We opted for Carve on 47th and 8th, deciding that our first meal in New York should be at a bona fide pizza joint. Paul ordered a couple of oversized slices while I went for a sort of braided lattice. Family lore has always maintained that Pizza Hut Zoological Gartens in Berlin does the best pizza in the world (a miracle by their usual standards) but Carve certainly comes a close second. At some point between bites I clocked the cake counter at the other end of the diner, my gaze settling on what can only be described as the cheesecake I had been waiting all my life to taste. I ordered a slice and then returned with it to the table, admiring it for a time before obliterating it in an instant. It was simply delicious, cheesier than most cheeses and with a crumbly texture that more than compensated for the lack of a breadcrumb base.
I have often said that the first thing I do upon arriving in a new place is climb to the tallest point. I was spoiled for choice in New York, but with the Empire State Building set for the next day and the One World Trade Center at the other side of town I was struggling to decide where to go. Paul suggested Sixty Five, the trendy cocktail bar on the eponymous floor of the Rockefeller Center, and I agreed, somewhat skeptically, suddenly aware of how not-trendy we both looked. I figured they’d let me in, with by black shoes and dark jeans, but imagined they’d take issue with Paul’s trainers and send us away, a-scoff. This was based on every altercation I’d ever had with a bouncer while at university in Aberdeen, where Converse were a sure ticket home. Unfortunately for me, the opposite is apparently true in New York, where Paul was waved through while I was only admitted on the proviso that I zip up my coat to hide the hoodie beneath. I swallowed my pride along with a $25 Manhattan.

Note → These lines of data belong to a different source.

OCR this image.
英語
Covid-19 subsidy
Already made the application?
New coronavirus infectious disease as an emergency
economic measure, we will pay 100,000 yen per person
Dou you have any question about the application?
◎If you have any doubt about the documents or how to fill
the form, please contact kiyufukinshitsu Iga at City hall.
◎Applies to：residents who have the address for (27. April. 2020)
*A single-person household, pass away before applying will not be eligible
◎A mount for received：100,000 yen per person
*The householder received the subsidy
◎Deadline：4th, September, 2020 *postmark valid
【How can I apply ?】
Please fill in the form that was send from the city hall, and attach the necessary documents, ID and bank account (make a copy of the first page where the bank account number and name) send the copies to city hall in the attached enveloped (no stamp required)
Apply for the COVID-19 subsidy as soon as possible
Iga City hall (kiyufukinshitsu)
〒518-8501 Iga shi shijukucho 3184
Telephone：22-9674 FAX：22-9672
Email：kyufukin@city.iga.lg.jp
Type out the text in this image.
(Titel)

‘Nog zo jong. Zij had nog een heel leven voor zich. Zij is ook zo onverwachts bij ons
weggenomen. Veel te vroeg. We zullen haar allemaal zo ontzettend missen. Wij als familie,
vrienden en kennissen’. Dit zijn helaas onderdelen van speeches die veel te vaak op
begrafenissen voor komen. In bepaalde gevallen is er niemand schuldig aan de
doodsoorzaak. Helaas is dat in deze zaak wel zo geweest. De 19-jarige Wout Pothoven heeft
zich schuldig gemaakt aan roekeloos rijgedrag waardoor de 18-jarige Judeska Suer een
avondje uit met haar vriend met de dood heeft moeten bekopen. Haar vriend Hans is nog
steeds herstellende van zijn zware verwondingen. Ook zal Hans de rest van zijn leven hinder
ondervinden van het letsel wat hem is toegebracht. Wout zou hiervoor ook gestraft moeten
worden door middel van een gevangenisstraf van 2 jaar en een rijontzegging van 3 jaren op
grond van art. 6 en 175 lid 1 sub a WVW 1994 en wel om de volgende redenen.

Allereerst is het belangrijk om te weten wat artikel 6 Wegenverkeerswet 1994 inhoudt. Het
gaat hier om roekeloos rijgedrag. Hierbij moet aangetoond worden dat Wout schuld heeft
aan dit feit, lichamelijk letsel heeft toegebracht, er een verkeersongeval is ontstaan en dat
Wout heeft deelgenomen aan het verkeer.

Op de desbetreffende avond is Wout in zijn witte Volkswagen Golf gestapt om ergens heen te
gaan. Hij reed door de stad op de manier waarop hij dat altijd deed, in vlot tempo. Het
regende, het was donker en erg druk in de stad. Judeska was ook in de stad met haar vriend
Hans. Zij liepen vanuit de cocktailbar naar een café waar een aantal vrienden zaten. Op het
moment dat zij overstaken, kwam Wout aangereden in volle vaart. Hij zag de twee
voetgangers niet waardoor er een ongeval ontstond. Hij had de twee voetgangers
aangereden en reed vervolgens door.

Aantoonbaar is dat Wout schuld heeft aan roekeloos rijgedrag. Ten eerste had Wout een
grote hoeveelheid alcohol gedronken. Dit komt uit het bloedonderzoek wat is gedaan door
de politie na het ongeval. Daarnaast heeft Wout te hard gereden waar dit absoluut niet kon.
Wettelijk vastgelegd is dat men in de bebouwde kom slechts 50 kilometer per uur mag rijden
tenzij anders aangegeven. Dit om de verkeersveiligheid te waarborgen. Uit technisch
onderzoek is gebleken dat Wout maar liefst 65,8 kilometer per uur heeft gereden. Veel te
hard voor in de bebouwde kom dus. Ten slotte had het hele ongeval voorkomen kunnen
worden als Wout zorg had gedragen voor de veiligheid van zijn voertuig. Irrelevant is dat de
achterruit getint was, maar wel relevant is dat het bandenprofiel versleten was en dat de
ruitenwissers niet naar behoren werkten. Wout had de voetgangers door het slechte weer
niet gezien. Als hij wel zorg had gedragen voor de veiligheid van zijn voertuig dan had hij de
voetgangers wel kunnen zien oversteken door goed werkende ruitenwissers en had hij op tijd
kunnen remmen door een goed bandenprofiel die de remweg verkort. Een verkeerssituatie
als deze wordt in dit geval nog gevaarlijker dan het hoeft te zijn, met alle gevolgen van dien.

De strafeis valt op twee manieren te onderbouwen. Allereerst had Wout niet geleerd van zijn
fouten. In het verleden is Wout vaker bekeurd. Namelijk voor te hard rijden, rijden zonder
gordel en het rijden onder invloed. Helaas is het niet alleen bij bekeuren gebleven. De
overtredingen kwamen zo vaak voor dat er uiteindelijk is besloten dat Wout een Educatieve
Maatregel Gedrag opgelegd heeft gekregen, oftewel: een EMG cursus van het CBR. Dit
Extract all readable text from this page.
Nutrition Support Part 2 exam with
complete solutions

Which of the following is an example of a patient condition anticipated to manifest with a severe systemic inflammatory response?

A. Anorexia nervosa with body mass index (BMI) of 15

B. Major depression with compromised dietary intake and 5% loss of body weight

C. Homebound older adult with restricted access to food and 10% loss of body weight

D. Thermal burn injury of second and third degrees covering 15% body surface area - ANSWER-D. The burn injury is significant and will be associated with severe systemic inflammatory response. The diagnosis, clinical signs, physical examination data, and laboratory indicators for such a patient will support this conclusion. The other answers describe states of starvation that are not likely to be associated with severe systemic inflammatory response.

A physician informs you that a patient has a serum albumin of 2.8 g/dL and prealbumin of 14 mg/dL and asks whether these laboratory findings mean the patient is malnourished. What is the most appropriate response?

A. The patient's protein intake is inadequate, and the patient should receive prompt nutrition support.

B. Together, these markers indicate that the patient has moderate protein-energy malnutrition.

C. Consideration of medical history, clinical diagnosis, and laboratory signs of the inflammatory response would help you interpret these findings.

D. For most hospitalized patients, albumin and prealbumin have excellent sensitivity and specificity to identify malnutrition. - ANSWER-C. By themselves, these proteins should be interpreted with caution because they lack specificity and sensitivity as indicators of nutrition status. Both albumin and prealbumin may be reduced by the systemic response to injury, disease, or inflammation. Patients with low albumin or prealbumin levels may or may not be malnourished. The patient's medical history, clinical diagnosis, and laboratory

Exhaustion didn’t stop us — two film buffs in cinema’s favourite city — from taking in a movie at AMC Empire 25 on 42nd Street. There was a 3D screening of Gods of Egypt at 10:30pm, and both because of and despite the toxic reviews we decided to give it a go — even ignoring the TripAdvisor warnings of bed bugs to do so. Besides, it had yet to secure UK distribution which meant this might have been our only chance to see it. The film was awful, as expected, but what prevented us from being able to enjoy it for what it was — a gilded turkey — was the abysmal behaviour of our fellow cinemagoers. There could only have been twelve of us in the entire screen, yet the experience was undermined by more sweet-rustling, seat-kicking and chit-chatting than either of us could quite believe. Press screenings will undoubtedly skew your expectations when it comes to acceptable cinema etiquette, but it was still amazing just how disruptive that small audience was able to be.
We left the cinema just after one, and were back at the hotel by two, thereby ending our first day in America…ever. Our window blind might have been woefully ineffective, and the air conditioner next to my bed may have let out regular bursts of cold air, and the shower in the bathroom may have had an incessant drip, but I was out for the count in a New York minute. The pilot a success it was time to proceed to episode two: The One Where Steven and Paul visit Monica’s Apartment. We were going to series.